Heck, when you get right down to it, you don't even have to shell out for birthday presents, because your yearling doesn't know what those are, either.
Should you feel compelled to observe the tradition, however, you can buy the kid a vacuum cleaner, a VCR, or a new refrigerator; slap some brightly colored ribbons on it; sing a few lively choruses of "Happy Birthday"; and go to bed confident that, by morning, Junior will have no memory whatsoever of his lavish "gift," the gala bash thrown in his honor ... or you, for that matter. Not only that, you'll be the proud owner of a band-new household appliance you never would have purchased for yourself.
Second birthdays are almost as nice. At that age, kids are just beginning to get the idea that there's something special about the occasion, but the concept of automatic gift-getting continues to elude them.
And since most 2-year-olds have yet to master the art of counting, one fabulous gift is just as exciting as a thousand. Even better, paper-bag puppets qualify as fabulous gifts.
If the birthday babe has developed an early knack for numbers, you can still save big dough by creating the optical illusion that he's being showered with treasures. It's easy. Just hand the child a paper-bag puppet, distract him ("Look! A squirrel!" works every time), snatch the puppet away, regain his attention, and give it to him again. After a few hours of this, any 2-year-old in the world would consider you generous to a fault.
Regrettably, such deceptions don't work as well by the time Year Three rolls around. Thanks to his blabbermouth pals, the little man is now hip to the benefits to be wrung from this, his own, personal holiday. He knows how to count, he's aware that birthdays mean more stuff, and he expects the guest list to include every kid he ever met not only to guarantee a heavy payload of gifts, but also to show them all the neat, new plastic junk he owns and they don't.

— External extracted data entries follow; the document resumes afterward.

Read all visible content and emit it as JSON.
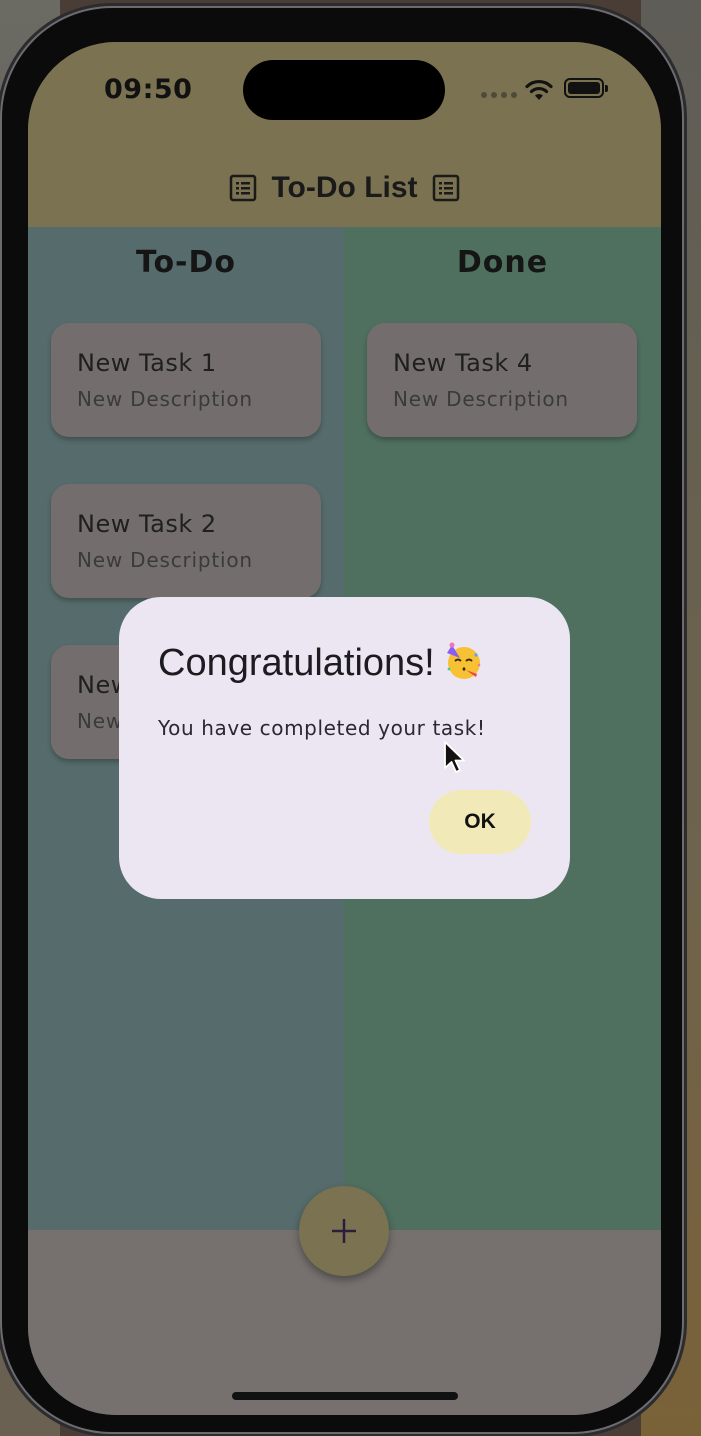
{
  "status_bar": {
    "time": "09:50"
  },
  "app_bar": {
    "title": "To-Do List"
  },
  "columns": {
    "todo": {
      "title": "To-Do",
      "cards": [
        {
          "title": "New Task 1",
          "description": "New Description"
        },
        {
          "title": "New Task 2",
          "description": "New Description"
        },
        {
          "title": "New Task 3",
          "description": "New Description"
        }
      ]
    },
    "done": {
      "title": "Done",
      "cards": [
        {
          "title": "New Task 4",
          "description": "New Description"
        }
      ]
    }
  },
  "fab": {
    "icon": "plus-icon",
    "label": "+"
  },
  "dialog": {
    "title": "Congratulations!",
    "title_emoji": "partying-face-emoji",
    "message": "You have completed your task!",
    "ok_label": "OK"
  },
  "colors": {
    "app_bar": "#7a7250",
    "todo_column": "#566b6b",
    "done_column": "#4f6f5f",
    "dialog_bg": "#ece6f2",
    "ok_button": "#f1e9b8"
  }
}
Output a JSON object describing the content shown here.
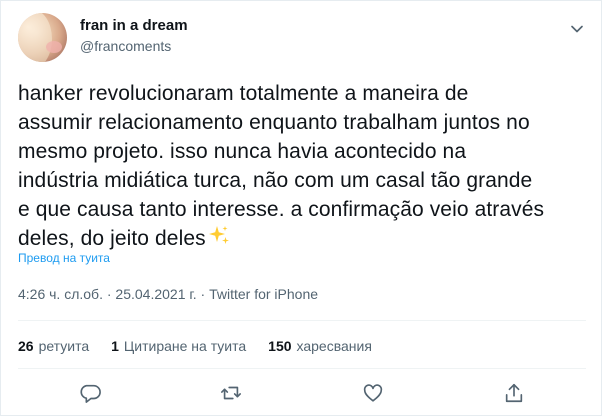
{
  "author": {
    "name": "fran in a dream",
    "handle": "@francoments"
  },
  "menu_icon": "chevron-down-icon",
  "tweet": {
    "lines": [
      "hanker revolucionaram totalmente a maneira de",
      "assumir relacionamento enquanto trabalham juntos no",
      "mesmo projeto. isso nunca havia acontecido na",
      "indústria midiática turca, não com um casal tão grande",
      "e que causa tanto interesse. a confirmação veio através",
      "deles, do jeito deles"
    ],
    "emoji": "sparkles-emoji",
    "translate_label": "Превод на туита"
  },
  "meta": {
    "text": "4:26 ч. сл.об. · 25.04.2021 г. · Twitter for iPhone"
  },
  "stats": {
    "retweets_count": "26",
    "retweets_label": "ретуита",
    "quotes_count": "1",
    "quotes_label": "Цитиране на туита",
    "likes_count": "150",
    "likes_label": "харесвания"
  },
  "actions": [
    "reply-icon",
    "retweet-icon",
    "like-icon",
    "share-icon"
  ],
  "colors": {
    "text": "#0f1419",
    "secondary": "#536471",
    "link": "#1d9bf0",
    "divider": "#eff3f4"
  }
}
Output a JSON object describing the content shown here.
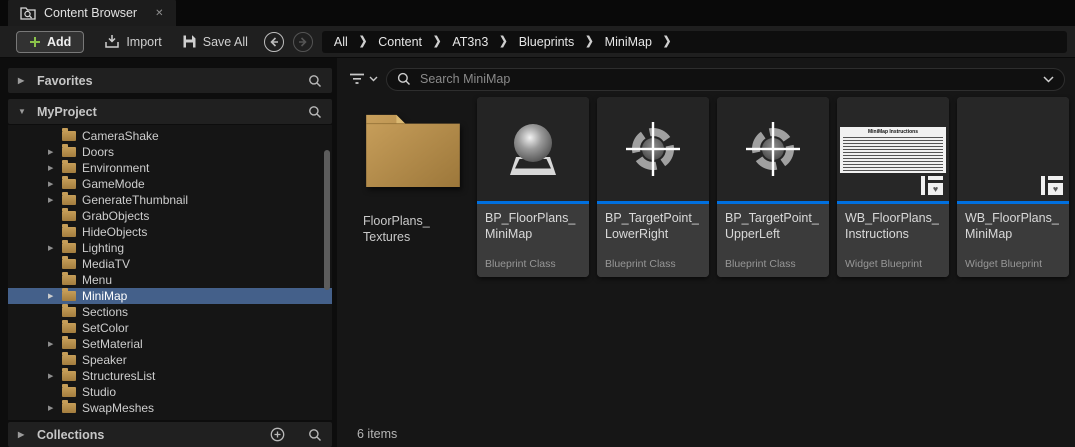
{
  "colors": {
    "accent_blue": "#0070e0",
    "selection_blue": "#44608a",
    "folder_tan": "#bf9551",
    "add_green": "#8bc34a"
  },
  "icons": {
    "close_tab": "✕",
    "breadcrumb_chevron": "❯",
    "collapsed_arrow": "▶",
    "expanded_arrow": "▼",
    "heart": "♥"
  },
  "tab": {
    "title": "Content Browser"
  },
  "toolbar": {
    "add_label": "Add",
    "import_label": "Import",
    "save_all_label": "Save All"
  },
  "breadcrumb": {
    "items": [
      "All",
      "Content",
      "AT3n3",
      "Blueprints",
      "MiniMap"
    ]
  },
  "sidebar": {
    "favorites_label": "Favorites",
    "myproject_label": "MyProject",
    "collections_label": "Collections",
    "tree": [
      {
        "label": "CameraShake",
        "expandable": false,
        "selected": false
      },
      {
        "label": "Doors",
        "expandable": true,
        "selected": false
      },
      {
        "label": "Environment",
        "expandable": true,
        "selected": false
      },
      {
        "label": "GameMode",
        "expandable": true,
        "selected": false
      },
      {
        "label": "GenerateThumbnail",
        "expandable": true,
        "selected": false
      },
      {
        "label": "GrabObjects",
        "expandable": false,
        "selected": false
      },
      {
        "label": "HideObjects",
        "expandable": false,
        "selected": false
      },
      {
        "label": "Lighting",
        "expandable": true,
        "selected": false
      },
      {
        "label": "MediaTV",
        "expandable": false,
        "selected": false
      },
      {
        "label": "Menu",
        "expandable": false,
        "selected": false
      },
      {
        "label": "MiniMap",
        "expandable": true,
        "selected": true
      },
      {
        "label": "Sections",
        "expandable": false,
        "selected": false
      },
      {
        "label": "SetColor",
        "expandable": false,
        "selected": false
      },
      {
        "label": "SetMaterial",
        "expandable": true,
        "selected": false
      },
      {
        "label": "Speaker",
        "expandable": false,
        "selected": false
      },
      {
        "label": "StructuresList",
        "expandable": true,
        "selected": false
      },
      {
        "label": "Studio",
        "expandable": false,
        "selected": false
      },
      {
        "label": "SwapMeshes",
        "expandable": true,
        "selected": false
      }
    ]
  },
  "main": {
    "search_placeholder": "Search MiniMap",
    "status": "6 items",
    "tiles": [
      {
        "kind": "folder",
        "name": "FloorPlans_\nTextures"
      },
      {
        "kind": "blueprint",
        "thumb": "sphere",
        "name": "BP_FloorPlans_\nMiniMap",
        "type": "Blueprint Class"
      },
      {
        "kind": "blueprint",
        "thumb": "target",
        "name": "BP_TargetPoint_\nLowerRight",
        "type": "Blueprint Class"
      },
      {
        "kind": "blueprint",
        "thumb": "target",
        "name": "BP_TargetPoint_\nUpperLeft",
        "type": "Blueprint Class"
      },
      {
        "kind": "widget",
        "thumb": "instructions",
        "thumb_title": "MiniMap Instructions",
        "name": "WB_FloorPlans_\nInstructions",
        "type": "Widget Blueprint"
      },
      {
        "kind": "widget",
        "thumb": "blank",
        "name": "WB_FloorPlans_\nMiniMap",
        "type": "Widget Blueprint"
      }
    ]
  }
}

Although these discoveries take a good deal of fun out of the proceedings, parents continue to have an advantage because even the sharpest 3-year-olds aren't real bright. It's tricky, but if you make a huge fuss over whatever horribly lame or practical gift it is you're trying to palm off on them, most youngsters this age can be convinced they've struck the mother lode.
"WOW! Look what you got! I don't believe it! A whole bag of socks! Ooooooh, you're so lucky. You must be a very special boy to get a whole bag of socks for your birthday! Gosh, do you think I could borrow a pair of those wonderful socks one day?"
Don't worry about overdoing it. You can't. It will be another five or six months before your offspring will begin to suspect that you're untrustworthy, and at least one year before he's absolutely certain of it.
My son, alas, has long since reached the age where he approaches the big day like a seasoned pro. Now a full-fledged material boy, he knows there will be a party and that he'll bag several tons of merchandise whether he's good, naughty, or suddenly gets the urge to become a serial killer.
He can spot fake grown-up excitement faster than he can locate the toy section in a department store.
He's fully prepared to make Mommy and Daddy's life miserable if they don't deliver exactly what he's ordered.
And anyone who shows up at the festivities with a vacuum cleaner, a paper-bag puppet, or a bag of socks is begging to be struck from the "God bless" list at the end of the nightly prayers.
Ah, well. He's my son, it's his birthday, and I wouldn't dream of cheating him out of it.
Not until he starts demanding to celebrate at a theme-pizzeria, anyway.